Eine chancengerechte Bildung für jeden Einzelnen stellt hohe Anforderungen an eine systemische und nachhaltige Unterrichts- und Schulentwicklung.

Seit den frühen 1990er Jahren besuchen zugewanderte Kinder und Jugendliche sächsische Schulen. Von Beginn an verfolgt der Freistaat Sachsen das Ziel, für jede Schülerin und jeden Schüler den höchstmöglichen Schulabschluss zu ermöglichen und dabei die ganz individuellen Potenziale jedes Einzelnen zu berücksichtigen. Dafür wurden die rechtlichen und bildungspolitischen Grundlagen geschaffen. Der Freistaat Sachsen verfügt über ein einheitliches, klar strukturiertes und bewährtes schulisches Integrationskonzept: die Sächsische Konzeption zur Integration von Migranten. Diese Konzeption ist Grundlage für die Teilhabe von zugewanderten Kindern und Jugendlichen an regulären Unterrichts- und Bildungsangeboten sowie am gesellschaftlichen, politischen, sozialen und kulturellen Leben außerhalb der Schule. Sie ist Bestandteil der Lehrpläne für das Fach Deutsch als Zweitsprache an allgemeinbildenden sowie berufsbildenden Schulen.

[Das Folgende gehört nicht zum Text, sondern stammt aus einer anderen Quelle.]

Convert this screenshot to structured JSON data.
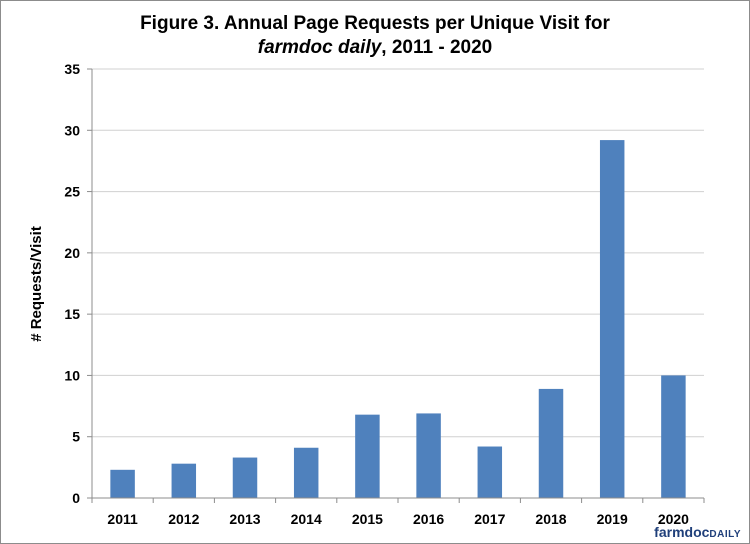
{
  "chart_data": {
    "type": "bar",
    "title_line1": "Figure 3. Annual Page Requests per Unique Visit for",
    "title_line2_italic": "farmdoc daily",
    "title_line2_rest": ", 2011 - 2020",
    "xlabel": "",
    "ylabel": "# Requests/Visit",
    "categories": [
      "2011",
      "2012",
      "2013",
      "2014",
      "2015",
      "2016",
      "2017",
      "2018",
      "2019",
      "2020"
    ],
    "values": [
      2.3,
      2.8,
      3.3,
      4.1,
      6.8,
      6.9,
      4.2,
      8.9,
      29.2,
      10.0
    ],
    "ylim": [
      0,
      35
    ],
    "yticks": [
      0,
      5,
      10,
      15,
      20,
      25,
      30,
      35
    ],
    "grid": true,
    "legend": "none",
    "bar_color": "#4f81bd"
  },
  "logo": {
    "part1": "farmdoc",
    "part2": "DAILY"
  }
}
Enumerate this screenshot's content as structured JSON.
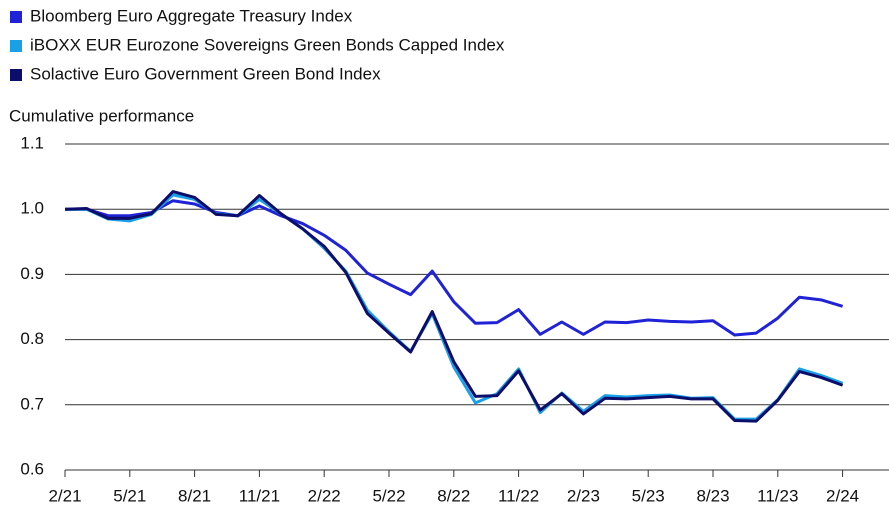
{
  "chart_data": {
    "type": "line",
    "y_label": "Cumulative performance",
    "categories": [
      "2/21",
      null,
      null,
      "5/21",
      null,
      null,
      "8/21",
      null,
      null,
      "11/21",
      null,
      null,
      "2/22",
      null,
      null,
      "5/22",
      null,
      null,
      "8/22",
      null,
      null,
      "11/22",
      null,
      null,
      "2/23",
      null,
      null,
      "5/23",
      null,
      null,
      "8/23",
      null,
      null,
      "11/23",
      null,
      null,
      "2/24"
    ],
    "series": [
      {
        "name": "Bloomberg Euro Aggregate Treasury Index",
        "color": "#1f22d6",
        "values": [
          1.0,
          1.0,
          0.99,
          0.99,
          0.995,
          1.013,
          1.008,
          0.995,
          0.99,
          1.005,
          0.99,
          0.978,
          0.96,
          0.937,
          0.902,
          0.885,
          0.869,
          0.905,
          0.858,
          0.825,
          0.826,
          0.846,
          0.808,
          0.827,
          0.808,
          0.827,
          0.826,
          0.83,
          0.828,
          0.827,
          0.829,
          0.807,
          0.81,
          0.833,
          0.865,
          0.861,
          0.851
        ]
      },
      {
        "name": "iBOXX EUR Eurozone Sovereigns Green Bonds Capped Index",
        "color": "#1aa0e6",
        "values": [
          1.0,
          1.0,
          0.985,
          0.982,
          0.992,
          1.022,
          1.015,
          0.993,
          0.99,
          1.015,
          0.993,
          0.97,
          0.94,
          0.905,
          0.845,
          0.812,
          0.782,
          0.84,
          0.758,
          0.703,
          0.717,
          0.755,
          0.688,
          0.718,
          0.69,
          0.714,
          0.712,
          0.714,
          0.715,
          0.71,
          0.711,
          0.678,
          0.678,
          0.708,
          0.755,
          0.745,
          0.733
        ]
      },
      {
        "name": "Solactive Euro Government Green Bond Index",
        "color": "#0d0d6b",
        "values": [
          1.0,
          1.001,
          0.986,
          0.986,
          0.993,
          1.027,
          1.018,
          0.992,
          0.99,
          1.021,
          0.993,
          0.97,
          0.943,
          0.903,
          0.84,
          0.81,
          0.781,
          0.843,
          0.766,
          0.713,
          0.714,
          0.752,
          0.692,
          0.717,
          0.686,
          0.71,
          0.709,
          0.711,
          0.713,
          0.709,
          0.709,
          0.676,
          0.675,
          0.707,
          0.751,
          0.742,
          0.73
        ]
      }
    ],
    "ylim": [
      0.6,
      1.1
    ],
    "yticks": [
      0.6,
      0.7,
      0.8,
      0.9,
      {
        "value": 1,
        "label": "1.0"
      },
      1.1
    ],
    "grid": true
  }
}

Der Integrationsprozess gestaltet sich schrittweise und ist abhängig von den Vorkenntnissen, dem bisherigen Bildungsweg und den Persönlichkeitsmerkmalen der Schülerinnen und Schüler. Er beginnt vor der Schulaufnahme mit der Besonderen Bildungsberatung in Verantwortung der Koordinatorinnen und Koordinatoren für Migration/Integration des Landesamtes für Schule und Bildung. Die Anmeldung erfolgt über das Online-Anmeldeportal. Die Besondere Bildungsberatung findet entweder am zuständigen Standort des LaSuB (Landesamt für Schule und Bildung ) oder an einer beauftragten Schule statt. In dieser individuellen Beratung werden die Eltern über verschiedene Bildungswege informiert und bei der Wahl der Schullaufbahn unterstützt. Dokumentiert wird die Besondere Bildungsberatung durch ein Formular, das der aufnehmenden Schule übergeben wird. Die weitere Bildungsberatung wird von der aufnehmenden Schule übernommen.

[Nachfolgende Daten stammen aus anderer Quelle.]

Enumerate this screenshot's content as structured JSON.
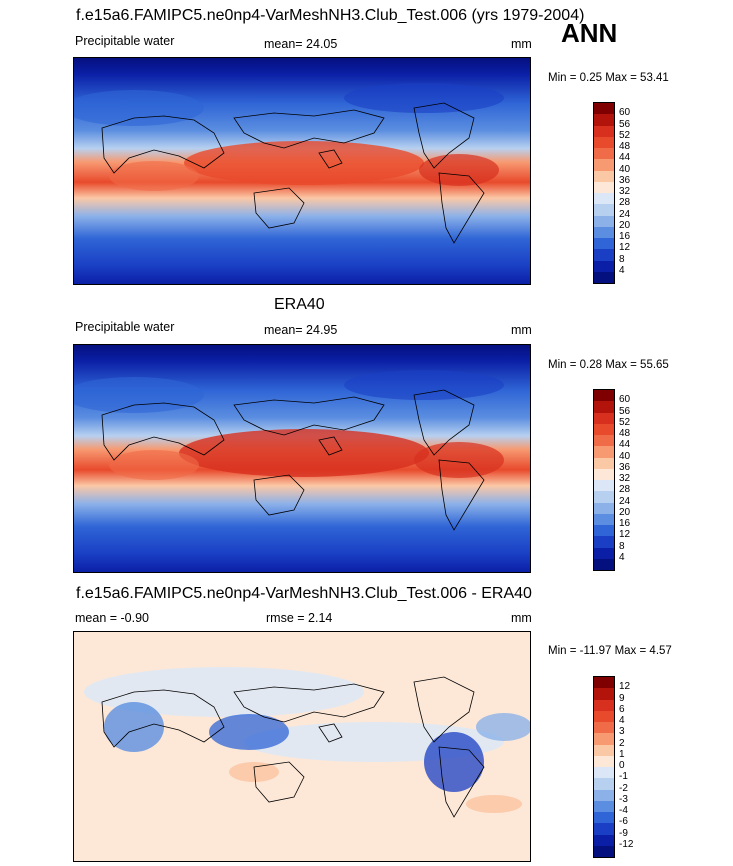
{
  "season": "ANN",
  "panels": [
    {
      "title": "f.e15a6.FAMIPC5.ne0np4-VarMeshNH3.Club_Test.006 (yrs 1979-2004)",
      "variable": "Precipitable water",
      "stat": "mean=  24.05",
      "units": "mm",
      "minmax": "Min =   0.25 Max =  53.41"
    },
    {
      "title": "ERA40",
      "variable": "Precipitable water",
      "stat": "mean=  24.95",
      "units": "mm",
      "minmax": "Min =   0.28 Max =  55.65"
    },
    {
      "title": "f.e15a6.FAMIPC5.ne0np4-VarMeshNH3.Club_Test.006 - ERA40",
      "mean": "mean =  -0.90",
      "rmse": "rmse =   2.14",
      "units": "mm",
      "minmax": "Min = -11.97 Max =   4.57"
    }
  ],
  "colorbar_abs": {
    "labels": [
      "60",
      "56",
      "52",
      "48",
      "44",
      "40",
      "36",
      "32",
      "28",
      "24",
      "20",
      "16",
      "12",
      "8",
      "4"
    ],
    "colors": [
      "#7f0000",
      "#b2130a",
      "#d7301f",
      "#e84a2c",
      "#f06b47",
      "#f79a72",
      "#fbc8a6",
      "#fde8d8",
      "#dbe7f7",
      "#b7d0f0",
      "#8cb1e9",
      "#5b8ee0",
      "#2f65d6",
      "#1a3fc4",
      "#0b1fa6",
      "#05107f"
    ]
  },
  "colorbar_diff": {
    "labels": [
      "12",
      "9",
      "6",
      "4",
      "3",
      "2",
      "1",
      "0",
      "-1",
      "-2",
      "-3",
      "-4",
      "-6",
      "-9",
      "-12"
    ],
    "colors": [
      "#7f0000",
      "#b2130a",
      "#d7301f",
      "#e84a2c",
      "#f06b47",
      "#f79a72",
      "#fbc8a6",
      "#fde8d8",
      "#dbe7f7",
      "#b7d0f0",
      "#8cb1e9",
      "#5b8ee0",
      "#2f65d6",
      "#1a3fc4",
      "#0b1fa6",
      "#05107f"
    ]
  }
}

Im weiteren Verlauf erfolgt der Integrationsprozess in der Regel in 3 Etappen:

Allgemeinbildende und berufsbildende Schulen

In der ersten Etappe werden in Vorbereitungsklassen oder Vorbereitungsgruppen die alltagssprachlichen Grundlagen für die Fähigkeit zur Teilnahme am Regelunterricht und am sozialen Leben der unmittelbaren Umwelt vermittelt. Vorbereitungsklassen gibt es an Grund- und Oberschulen, Gymnasien sowie an ausgewählten Beruflichen Schulzentren und den Kollegs. Sie werden durch die Schulaufsicht eingerichtet.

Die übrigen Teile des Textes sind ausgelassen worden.